Fuentes y bibliografía:

  • [1]  Herbert RD, de Noronha M, Kamper SJ. (2011) – “Stretching to prevent or reduce muscle soreness after exercise (Review)”
  • [2] Rob D Herbert, Michael Gabriel. (2012) – “Effects of stretching before and after exercising on muscle soreness and risk of injury: systematic review”
  • [3] S.-G. Ra et al. (2013) – “Combined effect of branched-chain amino acids and taurine supplementation on delayed onset muscle soreness and muscle damage in high-intensity eccentric exercise.”
  • [4] Jackman SR, Witard OC, Jeukendrup AE, Tipton KD. (2010) – “Branched-chain amino acid ingestion can ameliorate soreness from ecc2entric exercise.”
  • [5] Howatson G, Hoad M, Goodall S, Tallent J, Bell PG, French DN. (2012) – “Exercise-induced muscle damage is reduced in resistance-trained males by branched chain amino acids: a randomized, double-blind, placebo controlled study.”
  • [6] Somayeh Namdar Tajari, Mona Rezaee, Naghme Gheidi. (2010) – “Assessment of the effect of L-glutamine supplementation on DOMS”
  • [7] White JP, Wilson JM, Austin KG, Greer BK, St John N, Panton LB (2008) – “Effect of carbohydrate-protein supplement timing on acute exercise-induced muscle damage”
  • [8] Stephen P. Sayers, Ph.D (2007) – “Treatment of delayed-onset muscle soreness: Is  prevention the answer?”
  • [9] Olav Olsen, Mona Sjøhaug, Mireille van Beekvelt, Paul Jarle Mork (2012) – “The Effect of Warm-Up and Cool-Down Exercise on Delayed  Onset Muscle Soreness in the Quadriceps Muscle: a Randomized  Controlled Trial.”
  • [10] High DM, Howley ET, Franks BD. (1989) – “The effects of static stretching and warm-up on prevention of delayed-onset muscle soreness.”

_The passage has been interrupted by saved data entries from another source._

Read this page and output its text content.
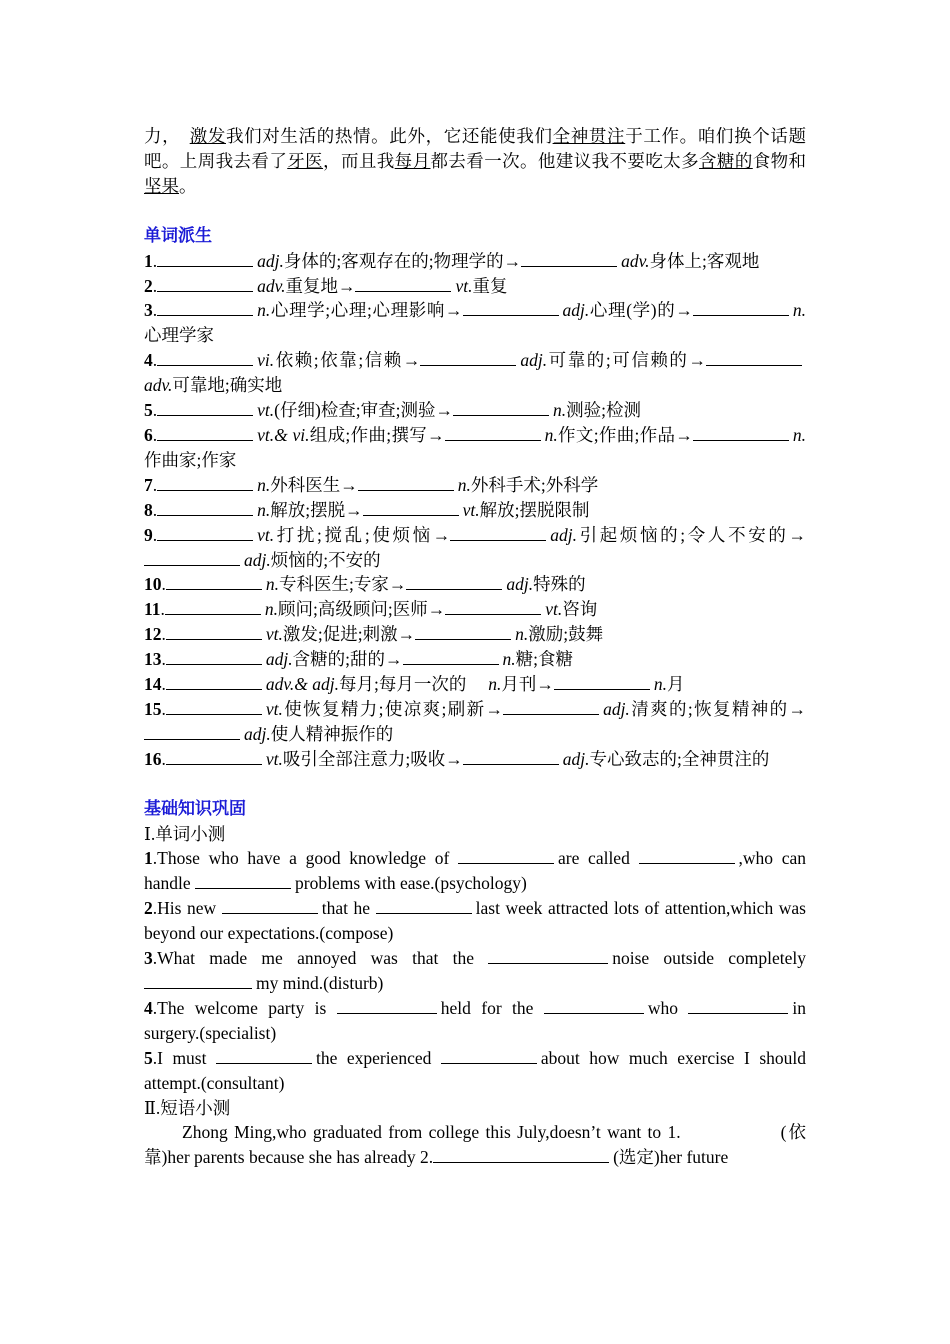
力，　激发我们对生活的热情。此外，它还能使我们全神贯注于工作。咱们换个话题吧。上周我去看了牙医，而且我每月都去看一次。他建议我不要吃太多含糖的食物和坚果。

单词派生

1.	adj.身体的;客观存在的;物理学的→	adv.身体上;客观地

2.	adv.重复地→	vt.重复

3.	n.心理学;心理;心理影响→	adj.心理(学)的→	n.心理学家

4.	vi.依赖;依靠;信赖→	adj.可靠的;可信赖的→adv.可靠地;确实地

5.	vt.(仔细)检查;审查;测验→	n.测验;检测

6.	vt.& vi.组成;作曲;撰写→	n.作文;作曲;作品→	n.作曲家;作家

7.	n.外科医生→	n.外科手术;外科学

8.	n.解放;摆脱→	vt.解放;摆脱限制

9.	vt.打扰;搅乱;使烦恼→	adj.引起烦恼的;令人不安的→adj.烦恼的;不安的

10.	n.专科医生;专家→	adj.特殊的

11.	n.顾问;高级顾问;医师→	vt.咨询

12.	vt.激发;促进;刺激→	n.激励;鼓舞

13.	adj.含糖的;甜的→	n.糖;食糖

14.	adv.& adj.每月;每月一次的　 n.月刊→	n.月

15.	vt.使恢复精力;使凉爽;刷新→	adj.清爽的;恢复精神的→adj.使人精神振作的

16.	vt.吸引全部注意力;吸收→	adj.专心致志的;全神贯注的

基础知识巩固

Ⅰ.单词小测

1.Those who have a good knowledge of	are called	,who can handle	problems with ease.(psychology)

2.His new	that he	last week attracted lots of attention,which was beyond our expectations.(compose)

3.What made me annoyed was that the	noise outside completely my mind.(disturb)

4.The welcome party is	held for the	who	in surgery.(specialist)

5.I must	the experienced	about how much exercise I should attempt.(consultant)

Ⅱ.短语小测

Zhong Ming,who graduated from college this July,doesn’t want to 1.	(依靠)her parents because she has already 2.	(选定)her future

  • [11] Connolly D. A. J., Lauzon C., Agnew J., Dunn M., Reed B. (2006) – “The effects of vitamin C supplementation on symptoms of delayed onset muscle soreness.”
  • [12] Close GL, Ashton T, Cable T, Doran D, Holloway C, McArdle F, MacLaren DP. (2006) – “Ascorbic acid supplementation does not attenuate post-exercise muscle soreness following muscle-damaging exercise but may delay the recovery process.”
  • [13] Nicole Nelson, MS, LMT  (2013)- “Delayed onset muscle soreness: Is massage effective?”
  • [14] Declan A.J. Connolly, Stephen P. Sayers, Malachy P. Mchugh (2003) – “Treatment and Prevention of Delayed Onset Muscle Soreness.”
  • [15] William Kirk Isabell, Earlene Durrant E., Myrer W., Anderson S.(1992) – “The Effects of Ice Massage, Ice Massage with Exercise, and Exercise on the Prevention and Treatment of Delayed Onset Muscle Soreness.”
  • [16] Vaile JM, Gill ND, Blazevich AJ. (2007) – “The effect of contrast water therapy on symptoms of delayed onset muscle soreness.”